06:09Mas uma coisa que me incomoda,
06:10eu gostaria de saber
06:11se a doutora concorda comigo,
06:14será que a mais especialista está aí na área.
06:16A gente está falando o tempo todo
06:17da mulher que precisa fazer isso,
06:18da mulher que precisa fazer aquilo,
06:20mas a violência é a parte do homem,
06:22na maior parte das vezes.
06:23Não são só os homens, os agressores.
06:25E a gente não fala
06:26que os homens precisam também
06:29passar por uma política de educação,
06:31que de alguma forma
06:32a gente está educando mal esses homens.

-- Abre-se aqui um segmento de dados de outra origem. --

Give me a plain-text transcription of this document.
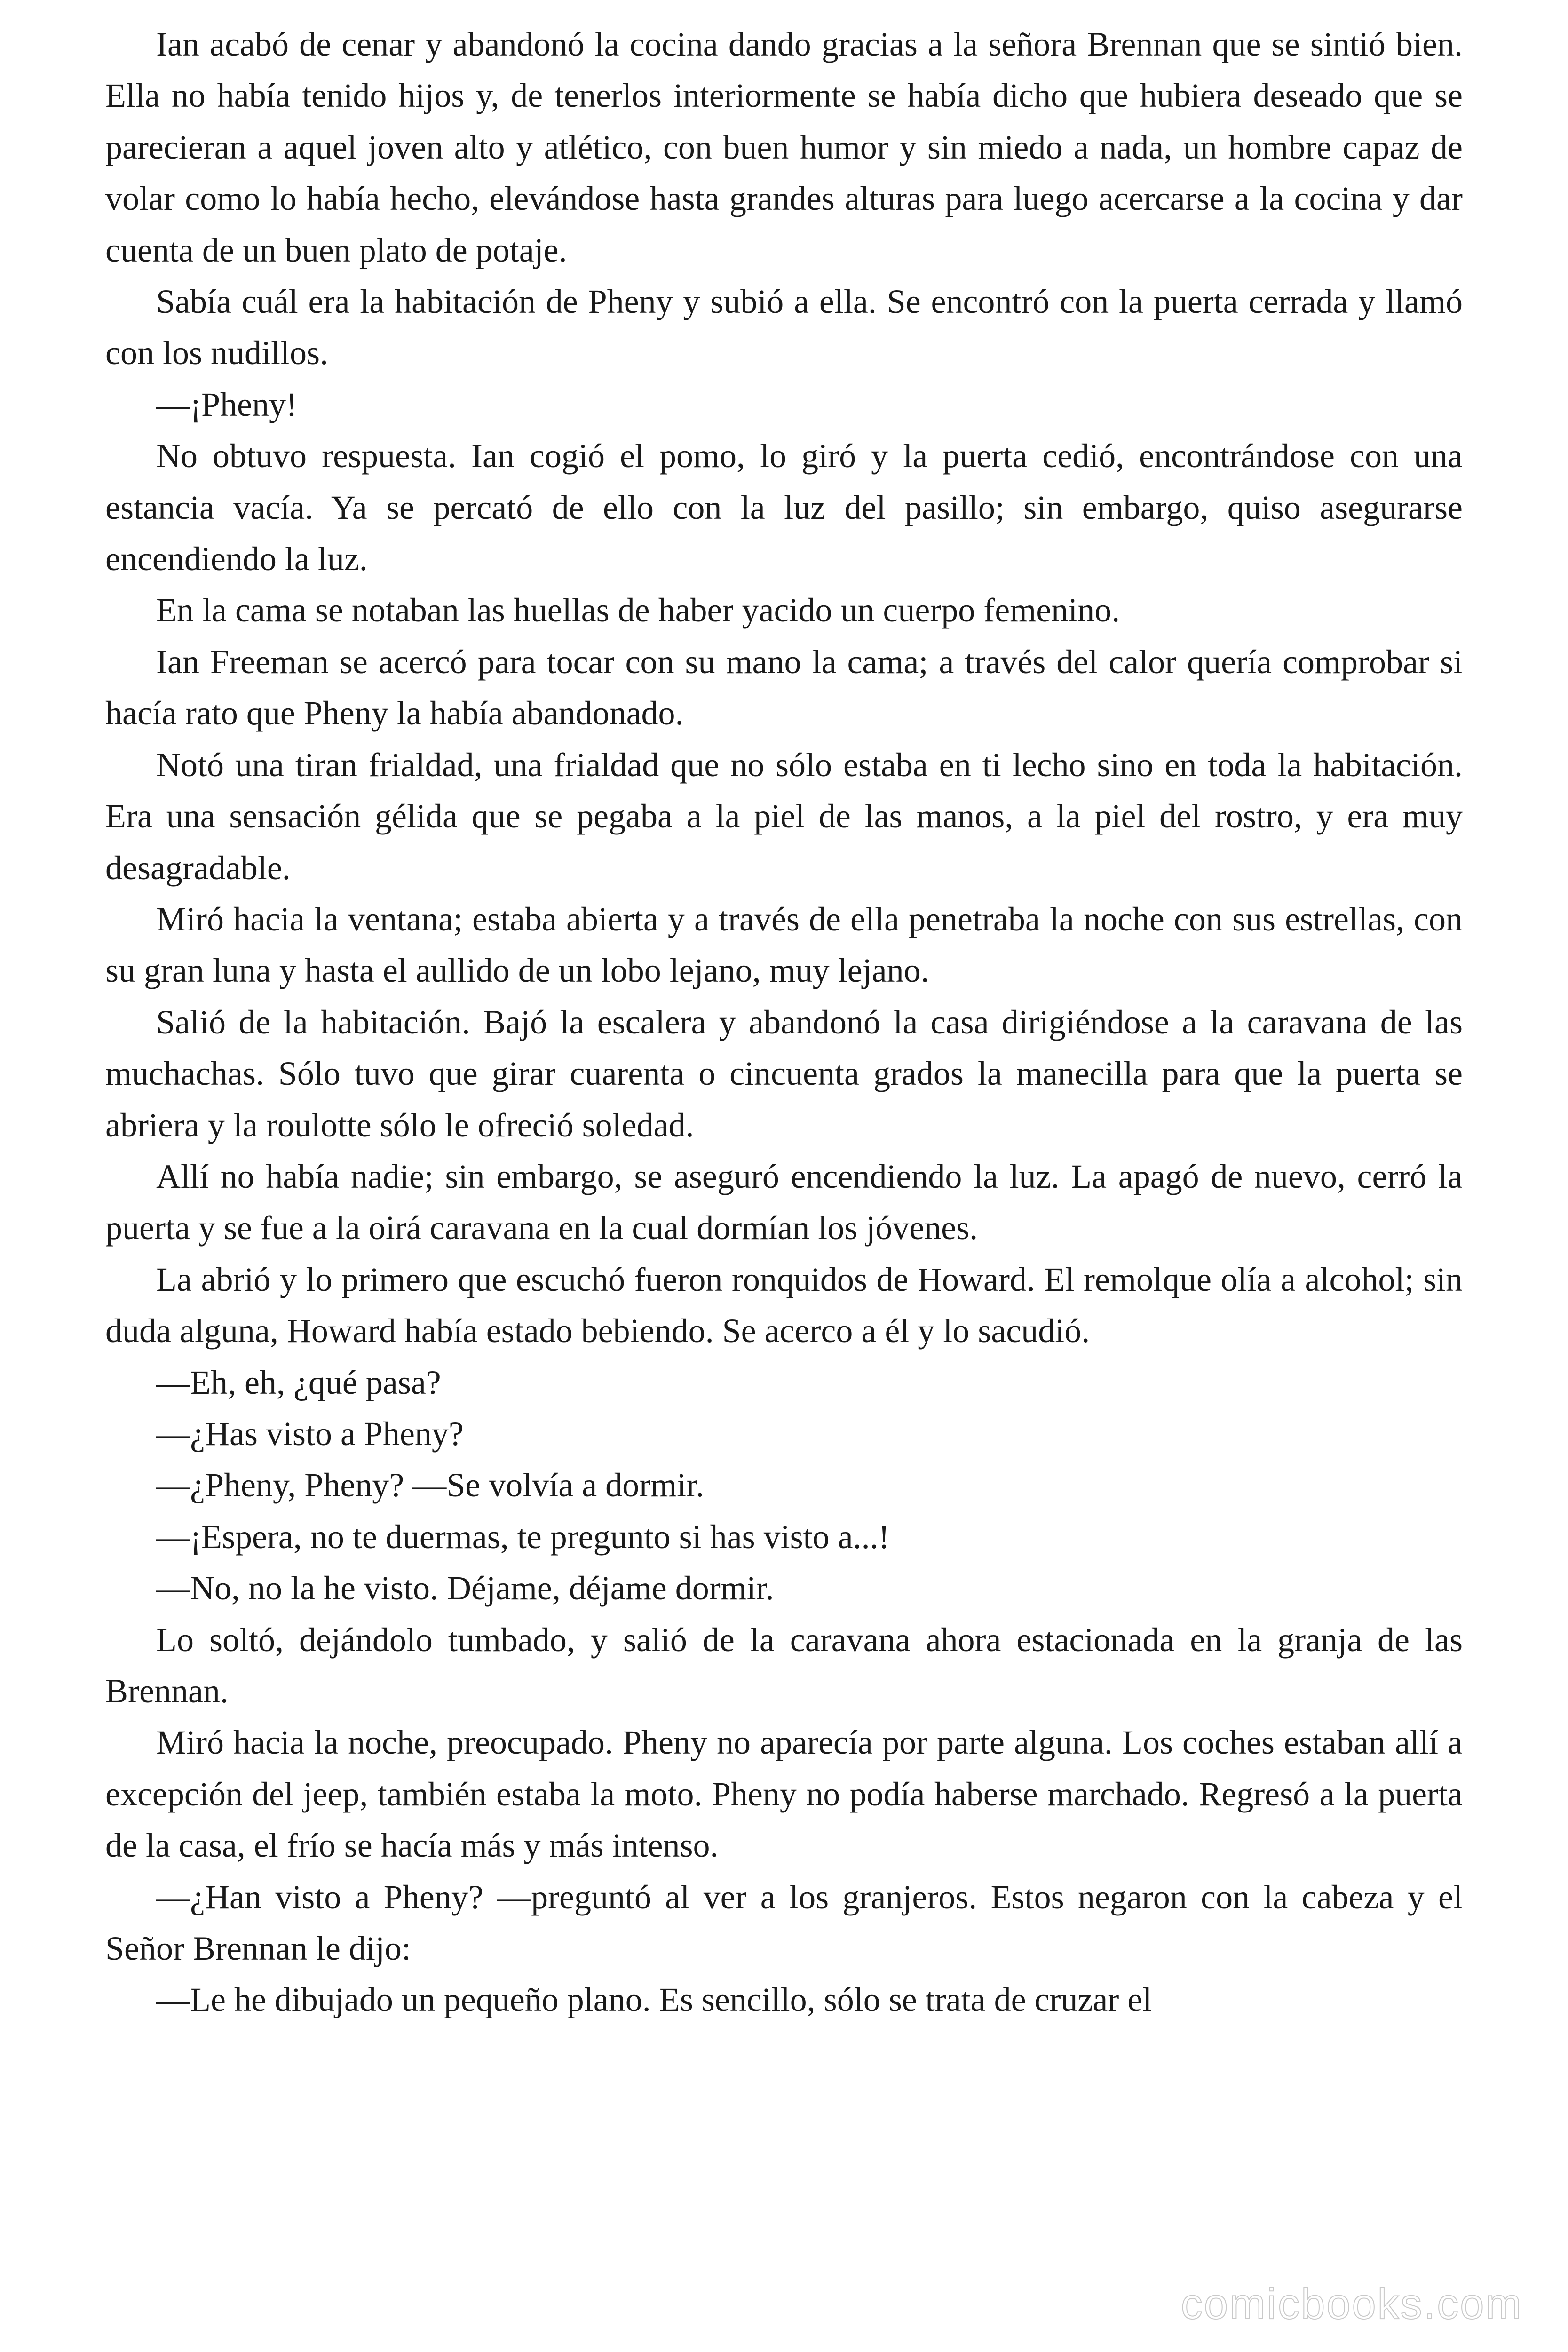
Ian acabó de cenar y abandonó la cocina dando gracias a la señora Brennan que se sintió bien. Ella no había tenido hijos y, de tenerlos interiormente se había dicho que hubiera deseado que se parecieran a aquel joven alto y atlético, con buen humor y sin miedo a nada, un hombre capaz de volar como lo había hecho, elevándose hasta grandes alturas para luego acercarse a la cocina y dar cuenta de un buen plato de potaje.

Sabía cuál era la habitación de Pheny y subió a ella. Se encontró con la puerta cerrada y llamó con los nudillos.

—¡Pheny!

No obtuvo respuesta. Ian cogió el pomo, lo giró y la puerta cedió, encontrándose con una estancia vacía. Ya se percató de ello con la luz del pasillo; sin embargo, quiso asegurarse encendiendo la luz.

En la cama se notaban las huellas de haber yacido un cuerpo femenino.

Ian Freeman se acercó para tocar con su mano la cama; a través del calor quería comprobar si hacía rato que Pheny la había abandonado.

Notó una tiran frialdad, una frialdad que no sólo estaba en ti lecho sino en toda la habitación. Era una sensación gélida que se pegaba a la piel de las manos, a la piel del rostro, y era muy desagradable.

Miró hacia la ventana; estaba abierta y a través de ella penetraba la noche con sus estrellas, con su gran luna y hasta el aullido de un lobo lejano, muy lejano.

Salió de la habitación. Bajó la escalera y abandonó la casa dirigiéndose a la caravana de las muchachas. Sólo tuvo que girar cuarenta o cincuenta grados la manecilla para que la puerta se abriera y la roulotte sólo le ofreció soledad.

Allí no había nadie; sin embargo, se aseguró encendiendo la luz. La apagó de nuevo, cerró la puerta y se fue a la oirá caravana en la cual dormían los jóvenes.

La abrió y lo primero que escuchó fueron ronquidos de Howard. El remolque olía a alcohol; sin duda alguna, Howard había estado bebiendo. Se acerco a él y lo sacudió.

—Eh, eh, ¿qué pasa?

—¿Has visto a Pheny?

—¿Pheny, Pheny? —Se volvía a dormir.

—¡Espera, no te duermas, te pregunto si has visto a...!

—No, no la he visto. Déjame, déjame dormir.

Lo soltó, dejándolo tumbado, y salió de la caravana ahora estacionada en la granja de las Brennan.

Miró hacia la noche, preocupado. Pheny no aparecía por parte alguna. Los coches estaban allí a excepción del jeep, también estaba la moto. Pheny no podía haberse marchado. Regresó a la puerta de la casa, el frío se hacía más y más intenso.

—¿Han visto a Pheny? —preguntó al ver a los granjeros. Estos negaron con la cabeza y el Señor Brennan le dijo:

—Le he dibujado un pequeño plano. Es sencillo, sólo se trata de cruzar el

comicbooks.com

06:34Que homens que nós estamos fazendo
06:36que acham que têm o direito,
06:38como nós vimos esses dias aí na mídia,
06:40o cara ali se aproximando de uma menina,
06:42um homem de 40 e tantos anos,
06:44se aproximando de uma menina de 14,
06:46se as câmeras não mostrassem,
06:48ainda encontrando alguma coisa,
06:49como que os homens se acham no direito
06:52de se aproximar, de bater, de ofender
06:56e ainda achar que isso está certo.
06:58Então, que tipo de sociedade
07:00a gente vem criando
07:03e o que a gente poderia fazer também
07:05em relação aos homens,
07:07aos agressores?
07:08Então, se a doutora concorda
07:11que não é só um movimento
07:12que a mulher tem que ter,
07:14mas que a sociedade precisa ter também
07:16sobre o tipo de homem
07:18que nós estamos criando,
07:20estamos preparando aí
07:21como os pais dos futuros filhos,
07:23os maridos,
07:24os nossos futuros governantes.
07:26Queria ouvir um pouquinho sobre isso.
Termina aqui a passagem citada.